Gebeurtenissen geven u toegang tot:

  • Nauwkeurige tijdstempels gedurende de hele levensduur van een bewerking. Bijvoorbeeld hoe lang het duurde om verbinding te maken met de server en hoe lang het duurde om een HTTP-aanvraag te ontvangen om antwoordheaders te ontvangen.
  • Foutopsporing/traceringsinformatie die mogelijk niet op andere manieren kan worden verkregen.
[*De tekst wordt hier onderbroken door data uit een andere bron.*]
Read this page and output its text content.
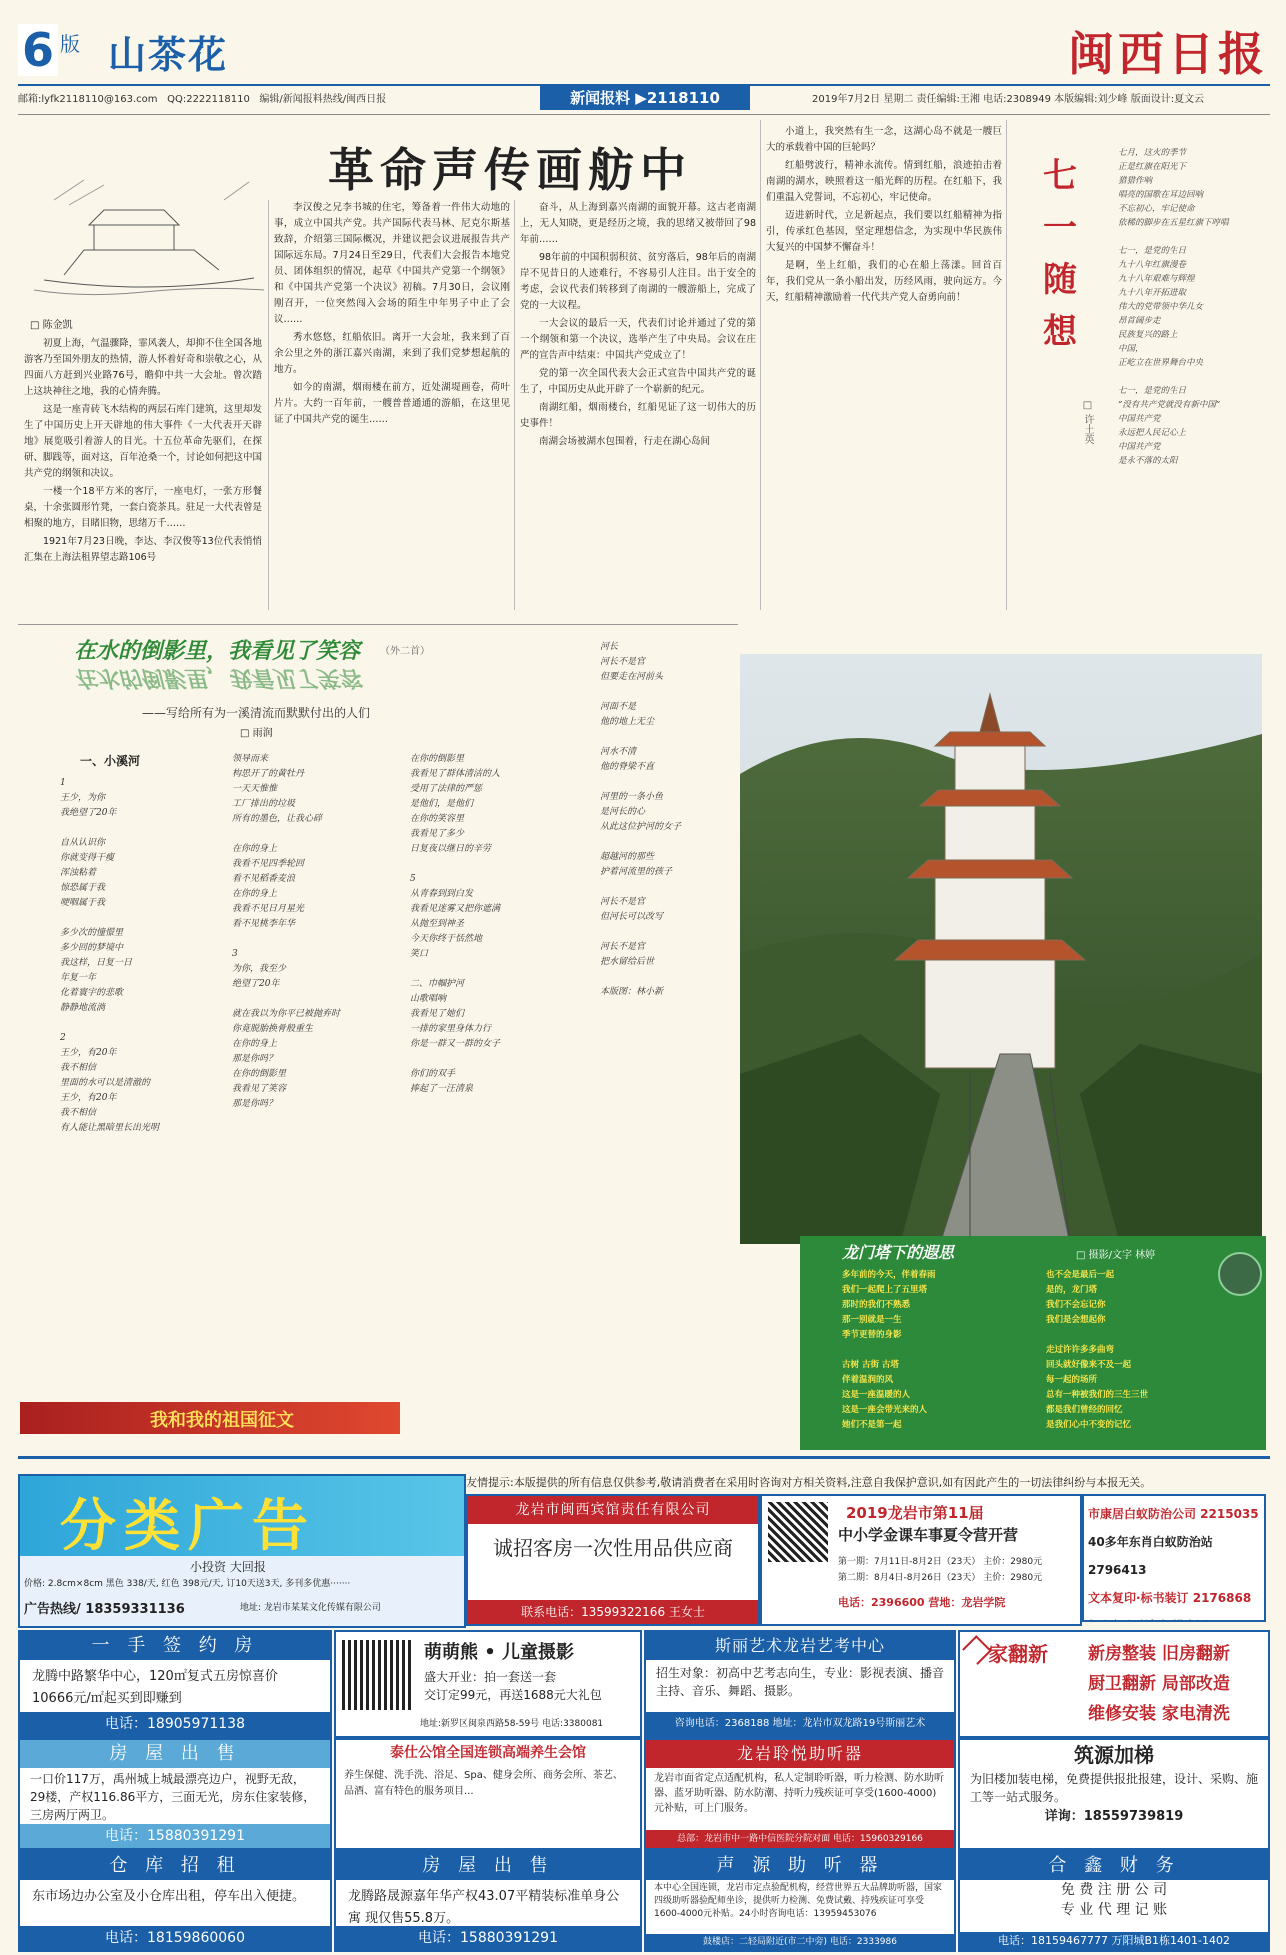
6 版 山茶花	闽西日报
邮箱:lyfk2118110@163.com QQ:2222118110 编辑/新闻报料热线/闽西日报	2019年7月2日 星期二 责任编辑:王湘 电话:2308949 本版编辑:刘少峰 版面设计:夏文云
新闻报料 ▶2118110
革命声传画舫中
□ 陈金凯

初夏上海，气温骤降，霏风袭人，却抑不住全国各地游客乃至国外朋友的热情，游人怀着好奇和崇敬之心，从四面八方赶到兴业路76号，瞻仰中共一大会址。曾次踏上这块神往之地，我的心情奔腾。

这是一座青砖飞木结构的两层石库门建筑，这里却发生了中国历史上开天辟地的伟大事件《一大代表开天辟地》展览吸引着游人的目光。十五位革命先驱们，在探研、脚践等，面对这，百年沧桑一个，讨论如何把这中国共产党的纲领和决议。

一楼一个18平方米的客厅，一座电灯，一张方形餐桌，十余张圆形竹凳，一套白瓷茶具。驻足一大代表曾是相聚的地方，目睹旧物，思绪万千……

1921年7月23日晚，李达、李汉俊等13位代表悄悄汇集在上海法租界望志路106号

李汉俊之兄李书城的住宅，筹备着一件伟大动地的事，成立中国共产党。共产国际代表马林、尼克尔斯基致辞，介绍第三国际概况，并建议把会议进展报告共产国际远东局。7月24日至29日，代表们大会报告本地党员、团体组织的情况，起草《中国共产党第一个纲领》和《中国共产党第一个决议》初稿。7月30日，会议刚刚召开，一位突然闯入会场的陌生中年男子中止了会议……

秀水悠悠，红船依旧。离开一大会址，我来到了百余公里之外的浙江嘉兴南湖，来到了我们党梦想起航的地方。

如今的南湖，烟雨楼在前方，近处湖堤画卷，荷叶片片。大约一百年前，一艘普普通通的游船，在这里见证了中国共产党的诞生……

奋斗，从上海到嘉兴南湖的面貌开幕。这古老南湖上，无人知晓，更是经历之境，我的思绪又被带回了98年前……

98年前的中国积弱积贫、贫穷落后，98年后的南湖岸不见昔日的人迹难行，不容易引人注目。出于安全的考虑，会议代表们转移到了南湖的一艘游船上，完成了党的一大议程。

一大会议的最后一天，代表们讨论并通过了党的第一个纲领和第一个决议，选举产生了中央局。会议在庄严的宣告声中结束：中国共产党成立了！

党的第一次全国代表大会正式宣告中国共产党的诞生了，中国历史从此开辟了一个崭新的纪元。

南湖红船，烟雨楼台，红船见证了这一切伟大的历史事件！

南湖会场被湖水包围着，行走在湖心岛间

小道上，我突然有生一念，这湖心岛不就是一艘巨大的承载着中国的巨轮吗？

红船劈波行，精神永流传。情到红船，浪迹拍击着南湖的湖水，映照着这一船光辉的历程。在红船下，我们重温入党誓词，不忘初心，牢记使命。

迈进新时代，立足新起点，我们要以红船精神为指引，传承红色基因，坚定理想信念，为实现中华民族伟大复兴的中国梦不懈奋斗！

是啊，坐上红船，我们的心在船上荡漾。回首百年，我们党从一条小船出发，历经风雨，驶向远方。今天，红船精神激励着一代代共产党人奋勇向前！

七一随想
□ 许土英
七月，这火的季节
正是红旗在阳光下
猎猎作响
唱亮的国歌在耳边回响
不忘初心，牢记使命
依稀的脚步在五星红旗下哼唱

七一，是党的生日
九十八年红旗漫卷
九十八年艰难与辉煌
九十八年开拓进取
伟大的党带领中华儿女
昂首阔步走
民族复兴的路上
中国，
正屹立在世界舞台中央

七一，是党的生日
“没有共产党就没有新中国”
中国共产党
永远把人民记心上
中国共产党
是永不落的太阳
在水的倒影里，我看见了笑容
在水的倒影里，我看见了笑容
（外二首）
——写给所有为一溪清流而默默付出的人们
□ 雨润
一、小溪河
1
王少，为你
我绝望了20年

自从认识你
你就变得干瘦
浑浊粘着
惊恐属于我
哽咽属于我

多少次的憧憬里
多少回的梦境中
我这样，日复一日
年复一年
化着寰宇的悲歌
静静地流淌

2
王少，有20年
我不相信
里面的水可以是清澈的
王少，有20年
我不相信
有人能让黑暗里长出光明
领导而来
构思开了的黄牡丹
一天天惟惟
工厂排出的垃圾
所有的墨色，让我心碎

在你的身上
我看不见四季轮回
看不见稻香麦浪
在你的身上
我看不见日月星光
看不见桃李年华

3
为你，我至少
绝望了20年

就在我以为你平已被抛弃时
你竟脱胎换骨般重生
在你的身上
那是你吗？
在你的倒影里
我看见了笑容
那是你吗？
在你的倒影里
我看见了群体清洁的人
受用了法律的严惩
是他们，是他们
在你的笑容里
我看见了多少
日复夜以继日的辛劳

5
从青春到到白发
我看见迷雾又把你遮满
从抛至到神圣
今天你终于恬然地
笑口

二、巾帼护河
山歌唱响
我看见了她们
一排的家里身体力行
你是一群又一群的女子

你们的双手
捧起了一汪清泉
河长
河长不是官
但要走在河前头

河面不是
他的地上无尘

河水不清
他的脊梁不直

河里的一条小鱼
是河长的心
从此这位护河的女子

超越河的那些
护着河流里的孩子

河长不是官
但河长可以改写

河长不是官
把水留给后世

本版图：林小新
龙门塔下的遐思	□ 摄影/文字 林婷
多年前的今天，伴着春雨
我们一起爬上了五里塔
那时的我们不熟悉
那一别就是一生
季节更替的身影

古树 古街 古塔
伴着温润的风
这是一座温暖的人
这是一座会带光来的人
她们不是第一起
也不会是最后一起
是的，龙门塔
我们不会忘记你
我们是会想起你

走过许许多多曲弯
回头就好像来不及一起
每一起的场所
总有一种被我们的三生三世
都是我们曾经的回忆
是我们心中不变的记忆
我和我的祖国征文
分类广告
小投资 大回报
价格: 2.8cm×8cm 黑色 338/天, 红色 398元/天, 订10天送3天, 多刊多优惠·······
广告热线/ 18359331136	地址: 龙岩市某某文化传媒有限公司
友情提示:本版提供的所有信息仅供参考,敬请消费者在采用时咨询对方相关资料,注意自我保护意识,如有因此产生的一切法律纠纷与本报无关。
龙岩市闽西宾馆责任有限公司
诚招客房一次性用品供应商
联系电话：13599322166 王女士
2019龙岩市第11届
中小学金课车事夏令营开营
第一期：7月11日-8月2日（23天） 主价：2980元
第二期：8月4日-8月26日（23天） 主价：2980元
电话：2396600 营地：龙岩学院
市康居白蚁防治公司 2215035
40多年东肖白蚁防治站 2796413
文本复印·标书装订 2176868
一 手 签 约 房
龙腾中路繁华中心，120㎡复式五房惊喜价10666元/㎡起买到即赚到
电话：18905971138
萌萌熊 • 儿童摄影
盛大开业：拍一套送一套
交订定99元，再送1688元大礼包
地址:新罗区闽泉西路58-59号 电话:3380081
斯丽艺术龙岩艺考中心
招生对象：初高中艺考志向生，专业：影视表演、播音主持、音乐、舞蹈、摄影。
咨询电话：2368188 地址：龙岩市双龙路19号斯丽艺术
家翻新 新房整装 旧房翻新
厨卫翻新 局部改造
维修安装 家电清洗
房 屋 出 售
一口价117万，禹州城上城最漂亮边户，视野无敌，29楼，产权116.86平方，三面无光，房东住家装修，三房两厅两卫。
电话：15880391291
泰仕公馆全国连锁高端养生会馆
养生保健、洗手洗、浴足、Spa、健身会所、商务会所、茶艺、品酒、富有特色的服务项目...
龙岩聆悦助听器
龙岩市面省定点适配机构，私人定制聆听器，听力检测、防水助听器、蓝牙助听器、防水防潮、持听力残疾证可享受(1600-4000)元补贴，可上门服务。
总部：龙岩市中一路中信医院分院对面 电话：15960329166
筑源加梯
为旧楼加装电梯，免费提供报批报建，设计、采购、施工等一站式服务。
详询：18559739819
仓 库 招 租
东市场边办公室及小仓库出租，停车出入便捷。
电话：18159860060
房 屋 出 售
龙腾路晟源嘉年华产权43.07平精装标准单身公寓 现仅售55.8万。
电话：15880391291
声 源 助 听 器
本中心全国连锁，龙岩市定点验配机构，经营世界五大品牌助听器，国家四级助听器验配师坐诊，提供听力检测、免费试戴、持残疾证可享受1600-4000元补贴。24小时咨询电话：13959453076
鼓楼店：二轻局附近(市二中旁) 电话：2333986
合 鑫 财 务
免 费 注 册 公 司
专 业 代 理 记 账
电话：18159467777 万阳城B1栋1401-1402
Bijvoorbeeld wat voor soort beslissingen de verbindingsgroep heeft genomen en waarom.

De instrumentatie is gebaseerd op EventSource, zodat u deze informatie zowel binnen als buiten het proces kunt verzamelen.

Gebeurtenisproviders

Netwerkgegevens worden verdeeld over de volgende gebeurtenisproviders:

  • System.Net.Http (HttpClient en SocketsHttpHandler)
  • System.Net.NameResolution (Dns)
  • System.Net.Security (SslStream)
  • System.Net.Sockets
  • Microsoft.AspNetCore.Hosting
  • Microsoft-AspNetCore-Server-Kestrel

De telemetrie heeft enige overhead voor de prestaties wanneer deze is ingeschakeld, dus zorg ervoor dat u zich alleen abonneert op gebeurtenisproviders waarin u daadwerkelijk geïnteresseerd bent.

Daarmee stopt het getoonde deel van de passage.